In our canine patients, palliative therapy is most commonly employed for canine endothelial dystrophy. Current medical and surgical therapies are often employed to manage recurrent ulcers, however, these patients have limited visual potential. The only definitive treatment for this condition is a corneal transplant.
In humans with Fuch’s dystrophy, partial thickness corneal transplants to replace the diseased endothelial layer with a healthy population of cells are the mainstay of treatment for the last decade.
DSEK in dogs
Corneal transplant (full thickness/ partial thickness) is the only definitive treatment for long term vision in corneal endothelial dystrophy. This study was designed to regain long term vision in dogs with endothelial dystrophy, using a technique that is well-practised in the human field.

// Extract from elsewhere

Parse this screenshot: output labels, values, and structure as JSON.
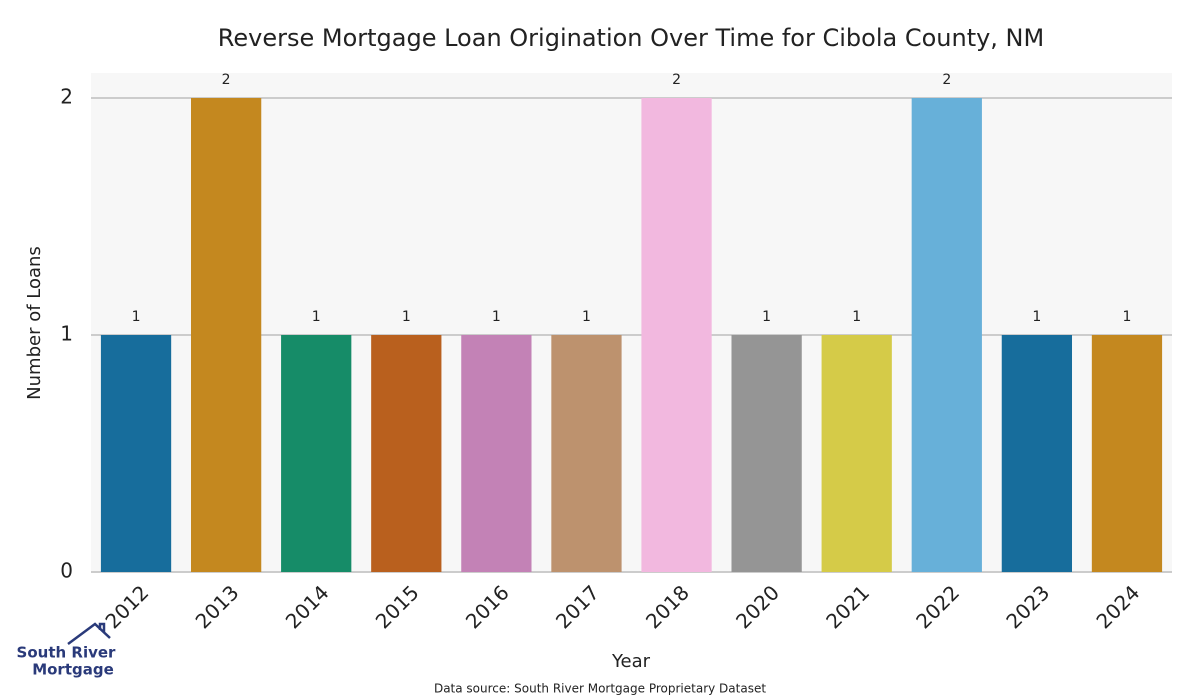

DSEK is a partial thickness corneal transplant that replaces the diseased endothelial layer with a healthy donor endothelium. During surgery, the abnormal endothelium is first removed. The endothelium was retrieved from a donor cornea and transplanted carefully into the diseased eye. The graft is held in place with an air bubble and the patient recuperates quietly at home. This is a novel approach in the field of veterinary ophthalmology. Eye Clinic for Animals were the first to develop this technique, starting with pre-clinical trials in 2017. Our first clinical trial finished in 2018. Since then we have been doing these DSEK surgeries as routine.
Our success rate with DSEK surgery in dogs is 84.6%. The patients that had graft failure had underlying chronic allergies. Therefore, we have since excluded patients with allergic conditions. Other complications that can happen are graft dislocations and delayed graft rejections. We have not encountered delayed graft rejections, like humans do. In our canine cases, we have also not encountered complete graft dislocations.
The potential recipients of corneal donors will be placed on a waiting list. The owners of the recipients will be called when a suitable donor with a healthy cornea is available. Surgery should ideally take place within the first 1-2 days for maximum success.